Because if this happened, it might prompt the Egyptians to protest, so the authority focuses on alternative Gulf loans or facilities, perhaps in exchange for supporting the position of the UAE and Saudi Arabia against the Houthis, after the latter’s danger reached the Gulf capitals with missiles.

Egypt received $2.8 billion from the International Monetary Fund in August 2021, and the Ministry of Finance sold dollar-denominated international bonds (debt) worth $6.75 billion on two occasions in February and September 2021.

 

Increasing Debts

The Ministry of International Cooperation revealed in its annual report that Egypt obtained credit facilities worth 10.3 billion dollars from "development partners" during 2021, including 8.71 billion dollars for the public sector and 1.6 billion dollars for the private sector.

The Egyptian government was also forced to extend the terms of the Gulf deposits it has, which are estimated at about $18 billion, constituting about 45 percent of the cash reserve.

In November 2021, the Central Bank data showed the renewal of the maturity date of a UAE deposit of one billion dollars, to be paid in mid-July 2026, instead of paying it on July 15, 2021.

This is out of a total of $6.19 billion UAE deposits (of which $5.67 billion is deposits and $516 million is interest on these deposits).

The Saudi Ministry of Finance also announced, in the same month, that the Kingdom deposited $3 billion with the Central Bank of Egypt, and extended previous deposits of $2.3 billion, in addition to $5.5 billion in previous deposits, in addition to $4 billion in Kuwaiti deposits.

According to the latest Central Bank reports, the total volume of the Egyptian external debt amounted to 137.9 billion dollars at the end of June/July 2021, an increase of 14.4 billion dollars over the end of June 2020, excluding the debts of local bonds purchased by foreigners.

These financial facilities, most of which are Gulf, indicate a Gulf desire to approach Egypt to pull it into the intervention in Yemen, or to find a deal to exchange Egyptian military support in exchange for Gulf financial support.

Politicians and activists believe that Sisi's urgent visit to Abu Dhabi came to request more “rice” (material aid) in exchange for Egyptian intervention to support the forces of the Giants brigades of the Emirates.

 

Israeli Hoax

The Emirati tendency to request Egypt to intervene also came after Abu Dhabi realized that the Israeli offer of its support was not real, but rather an Israeli attempt to penetrate the Gulf militarily, which worried Cairo and other Arab capitals.

What Prime Minister of the Occupation Naftali Bennett announced to Bin Zayed, directing his government to meet the UAE’s security and intelligence demands, did not include approval to provide it with Israeli systems to counter the Houthis’ missiles, for fear of diversion of its technology to Arab countries and the Palestinian resistance.

Bennett had sent bin Zayed an official letter confirming "Israel's readiness to provide security and intelligence assistance to protect the residents of the Emirates", and that he had ordered, "the security services to provide all needed assistance."

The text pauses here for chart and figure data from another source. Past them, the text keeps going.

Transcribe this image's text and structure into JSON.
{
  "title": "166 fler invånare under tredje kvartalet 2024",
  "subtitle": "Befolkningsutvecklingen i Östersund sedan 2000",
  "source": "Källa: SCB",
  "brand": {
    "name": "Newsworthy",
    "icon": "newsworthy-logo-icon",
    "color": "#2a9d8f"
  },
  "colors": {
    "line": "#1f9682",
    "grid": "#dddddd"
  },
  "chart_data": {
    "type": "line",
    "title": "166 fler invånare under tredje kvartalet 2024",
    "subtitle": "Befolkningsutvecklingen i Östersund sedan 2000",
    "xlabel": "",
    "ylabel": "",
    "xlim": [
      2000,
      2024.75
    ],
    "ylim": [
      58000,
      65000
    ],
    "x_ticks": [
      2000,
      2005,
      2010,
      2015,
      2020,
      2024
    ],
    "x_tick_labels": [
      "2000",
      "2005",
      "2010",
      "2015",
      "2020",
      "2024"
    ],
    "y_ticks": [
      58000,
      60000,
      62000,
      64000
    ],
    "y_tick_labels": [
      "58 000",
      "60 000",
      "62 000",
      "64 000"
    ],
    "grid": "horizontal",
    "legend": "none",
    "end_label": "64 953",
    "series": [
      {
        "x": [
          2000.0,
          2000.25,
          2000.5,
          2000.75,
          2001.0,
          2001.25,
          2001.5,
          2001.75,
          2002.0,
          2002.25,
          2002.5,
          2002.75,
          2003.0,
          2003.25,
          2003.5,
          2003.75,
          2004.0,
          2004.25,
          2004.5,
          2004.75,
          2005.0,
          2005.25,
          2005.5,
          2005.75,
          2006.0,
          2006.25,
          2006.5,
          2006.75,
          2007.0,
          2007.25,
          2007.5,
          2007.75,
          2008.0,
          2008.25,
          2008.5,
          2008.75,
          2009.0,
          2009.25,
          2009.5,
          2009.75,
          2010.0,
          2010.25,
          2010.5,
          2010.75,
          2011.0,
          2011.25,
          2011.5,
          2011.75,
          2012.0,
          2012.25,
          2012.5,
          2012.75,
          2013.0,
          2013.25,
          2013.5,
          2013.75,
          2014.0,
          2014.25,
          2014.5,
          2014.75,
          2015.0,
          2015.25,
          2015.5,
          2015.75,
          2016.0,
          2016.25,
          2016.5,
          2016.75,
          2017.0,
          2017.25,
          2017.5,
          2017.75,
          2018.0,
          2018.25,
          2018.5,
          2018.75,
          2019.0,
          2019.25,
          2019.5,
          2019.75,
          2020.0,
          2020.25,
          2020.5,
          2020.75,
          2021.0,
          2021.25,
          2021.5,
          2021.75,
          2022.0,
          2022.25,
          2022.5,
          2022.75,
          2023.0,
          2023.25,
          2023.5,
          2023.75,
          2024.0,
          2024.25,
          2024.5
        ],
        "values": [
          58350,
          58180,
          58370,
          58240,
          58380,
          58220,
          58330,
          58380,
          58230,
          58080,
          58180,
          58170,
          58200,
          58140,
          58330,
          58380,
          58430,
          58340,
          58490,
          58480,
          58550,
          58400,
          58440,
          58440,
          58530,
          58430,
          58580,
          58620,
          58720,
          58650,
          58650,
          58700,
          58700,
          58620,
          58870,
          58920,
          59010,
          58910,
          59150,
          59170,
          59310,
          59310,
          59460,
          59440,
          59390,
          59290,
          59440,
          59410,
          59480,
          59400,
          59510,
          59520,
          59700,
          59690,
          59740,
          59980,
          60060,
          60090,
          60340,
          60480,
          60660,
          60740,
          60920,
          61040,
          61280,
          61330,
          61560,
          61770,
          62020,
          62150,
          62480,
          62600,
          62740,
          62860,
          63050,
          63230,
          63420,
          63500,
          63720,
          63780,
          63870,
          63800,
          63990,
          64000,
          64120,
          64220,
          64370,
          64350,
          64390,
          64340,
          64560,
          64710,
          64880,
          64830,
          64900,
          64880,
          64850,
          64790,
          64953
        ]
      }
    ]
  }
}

However, Maariv and Israel Hayom newspapers revealed on January 29, 2022, Israel's refusal to sell the UAE air defense systems, most notably the Iron Dome and David's Sling.

The military analyst, Alon Ben-David, wrote in Maariv, that "the Israeli intelligence services expressed their approval to sell advanced air defense technology to their new partners (the countries of normalization: Morocco, the UAE, Bahrain and Sudan), but the army refused.

Yoav Limor, the military correspondent for the newspaper Israel Hayom, attributed the refusal to "the fear of leaking technological and military information to other parties."

The Palestinian expert on Israeli affairs, Saleh Al-Naami, told Al-Estiklal that Bennett's first offer to Bin Zayed to provide military assistance after the Houthi attack was not aimed at protecting the UAE.

However, it came to Israeli occupation's fear of the UAE's rush to rapprochement with Iran after the attack, at a time when Tel Aviv's attempts to establish an alliance with the Gulf against Iran, and Saudi Arabia's rapprochement with Tehran, also collapsed.